Half of newly hired teachers in Texas now lack certification and classroom experience, according to a new study by researchers at The University of Texas at Austin and Texas Tech University’s Center for Innovation Research in Change, Leadership and Education (CIRCLE).
According to statewide data, the trend of newly hired uncertified teachers has grown since 2020 as an already existing teacher shortage was exacerbated by the COVID-19 pandemic and schools raced to fill empty classrooms and meet student needs. Now, researchers warn that hiring uncertified teachers is not an effective solution as new findings show that uncertified teachers are leaving the classroom sooner, districts are overwhelmed with teaching their teachers to teach and students are negatively impacted.
Meanwhile, financial and time costs have become limiting barriers for hopeful teachers seeking certification.
Dr. Michael Marder, professor of physics and executive director of the UTeach Natural Sciences Program at UT Austin and lead researcher on the study, said when teachers lack certification, students in traditional school districts learn less from a teacher without certification than they do when taught by certified teachers in all tested subjects and grade levels.
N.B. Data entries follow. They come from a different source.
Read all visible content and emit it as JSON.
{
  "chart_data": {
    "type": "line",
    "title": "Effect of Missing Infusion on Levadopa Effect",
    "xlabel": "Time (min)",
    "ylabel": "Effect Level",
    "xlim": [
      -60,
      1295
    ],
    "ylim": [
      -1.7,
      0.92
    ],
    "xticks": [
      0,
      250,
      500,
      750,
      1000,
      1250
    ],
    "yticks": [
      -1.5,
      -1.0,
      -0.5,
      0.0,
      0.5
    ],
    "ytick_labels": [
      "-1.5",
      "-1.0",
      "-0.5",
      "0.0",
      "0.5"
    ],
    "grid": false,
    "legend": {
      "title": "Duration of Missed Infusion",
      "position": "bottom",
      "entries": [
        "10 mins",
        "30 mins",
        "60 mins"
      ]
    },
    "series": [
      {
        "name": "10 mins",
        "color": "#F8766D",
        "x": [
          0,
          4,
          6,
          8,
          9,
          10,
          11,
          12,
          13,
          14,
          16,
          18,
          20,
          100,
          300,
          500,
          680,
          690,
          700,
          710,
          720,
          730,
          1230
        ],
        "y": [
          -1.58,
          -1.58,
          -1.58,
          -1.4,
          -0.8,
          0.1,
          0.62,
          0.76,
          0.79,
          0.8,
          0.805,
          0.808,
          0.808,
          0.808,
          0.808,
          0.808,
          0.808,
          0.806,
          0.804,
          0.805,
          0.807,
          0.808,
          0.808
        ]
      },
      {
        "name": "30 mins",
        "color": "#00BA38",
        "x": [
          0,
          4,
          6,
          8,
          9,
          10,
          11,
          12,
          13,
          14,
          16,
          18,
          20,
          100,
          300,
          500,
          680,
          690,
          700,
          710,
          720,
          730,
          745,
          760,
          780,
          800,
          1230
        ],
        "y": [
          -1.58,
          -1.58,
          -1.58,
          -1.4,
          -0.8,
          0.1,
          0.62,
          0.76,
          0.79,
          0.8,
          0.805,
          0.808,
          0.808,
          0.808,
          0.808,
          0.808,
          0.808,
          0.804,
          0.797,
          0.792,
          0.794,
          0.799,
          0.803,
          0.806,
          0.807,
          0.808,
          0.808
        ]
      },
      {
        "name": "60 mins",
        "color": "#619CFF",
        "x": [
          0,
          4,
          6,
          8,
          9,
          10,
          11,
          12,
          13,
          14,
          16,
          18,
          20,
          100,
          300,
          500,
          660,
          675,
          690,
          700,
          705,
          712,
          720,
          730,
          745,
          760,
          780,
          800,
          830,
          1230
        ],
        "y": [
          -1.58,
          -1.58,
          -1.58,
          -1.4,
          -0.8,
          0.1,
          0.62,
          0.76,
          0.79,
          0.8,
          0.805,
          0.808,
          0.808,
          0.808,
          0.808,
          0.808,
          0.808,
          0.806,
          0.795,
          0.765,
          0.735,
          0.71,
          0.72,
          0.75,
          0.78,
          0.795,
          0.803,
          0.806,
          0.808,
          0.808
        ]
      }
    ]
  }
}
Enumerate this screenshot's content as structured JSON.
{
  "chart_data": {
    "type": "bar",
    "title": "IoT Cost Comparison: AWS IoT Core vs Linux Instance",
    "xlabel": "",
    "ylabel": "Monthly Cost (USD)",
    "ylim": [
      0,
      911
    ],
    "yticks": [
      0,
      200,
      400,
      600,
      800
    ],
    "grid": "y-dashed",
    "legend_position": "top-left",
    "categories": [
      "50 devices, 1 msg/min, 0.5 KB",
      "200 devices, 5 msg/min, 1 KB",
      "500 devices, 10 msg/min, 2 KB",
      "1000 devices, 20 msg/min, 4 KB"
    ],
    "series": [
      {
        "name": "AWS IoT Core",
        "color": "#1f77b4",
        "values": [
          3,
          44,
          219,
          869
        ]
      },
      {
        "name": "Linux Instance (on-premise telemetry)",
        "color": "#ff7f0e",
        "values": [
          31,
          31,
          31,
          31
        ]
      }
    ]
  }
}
Additionally, uncertified teachers leave the classroom at higher rates and more experienced teachers become burdened with training and mentoring their uncertified colleagues.
”Certification is the Texas seal of quality: a promise from the state that teachers know their subject and meet basic professional standards,” Dr. Marder said. ”Without certified teachers, the Texas constitutional right to an efficient system of public, free schools, is at risk.”
The findings of this supplemental report, which will become publicly available in full on September 10, will extend a comprehensive, longitudinal study commissioned by the College of Education in 2019 and published in 2022. The 2022 report, titled Texas Educator Preparation Pathways, examined the different aspects of a growing teacher shortage made worse by the COVID-19 pandemic.
As the shortage of teachers continues in Texas and nationwide, hiring uncertified teachers is only a temporary fix as less than 40% of uncertified teachers remained in the classroom after five years, with 30% leaving after their first year of teaching, according to statewide data featured in the supplemental study.
In interviews featured in the study, school and district leaders across Texas told UT Austin researchers that new teachers who lack classroom experience, quality training and the necessary tools to succeed become rapidly overwhelmed and burn out quickly. Many district leaders mentioned that existing teacher preparation programs were inaccessible to people wishing to teach due to cost and time commitment barriers.
At Alpine ISD, superintendent Michelle Rinehart said that they began hiring teachers lacking certification in the last few years, but the number has rapidly risen from one the first year to more than half of their new hires as a worsening teacher shortage leaves them constantly searching for new educators.
”In essence, our hiring process has shifted from selecting and hiring a certified, well-qualified professional to acting as the screening hire for a teacher certification program,” Rinehart said.
College of Education Dean Charles Martinez said in the same way that a nurse or doctor would not be allowed to visit with a patient without the proper training because lives are at stake, an entire future generation of Texans is at stake when we allow teachers without a certification to be placed in classrooms.
”Somehow, with education and teachers, we have accepted a much lower threshold that it is adequate to have someone who might have a heart and interest in teaching to learn on the job entirely, even with no or little prior experience,” Dr. Martinez said.
According to statewide data analyzed by Dr. Jacob Kirksey, assistant professor at Texas Tech University and associate director at CIRCLE, between 2018 and 2023, fourth to eighth-grade students taught by uncertified teachers without previous experience lost three months of learning in math and four months of learning in reading compared to those taught by university-certified teachers.
”We are seeing immediate months of learning loss that are not just going to be immediate impacts,” said Dr. Kirksey. ”So, a kid is now four months behind in reading. What does that do the next year?”
Dr. Laura Torres, director of data analytics, assessment and translational research at the UT Austin College of Education, testified in August before state legislators ahead of Texas’ 89th State Legislative Session on behalf of the research team.
“I think Texas has the capacity to turn around the teacher shortage in an effective way,” Dr. Torres said. “We just need to better understand the issue and get resources in the right places.”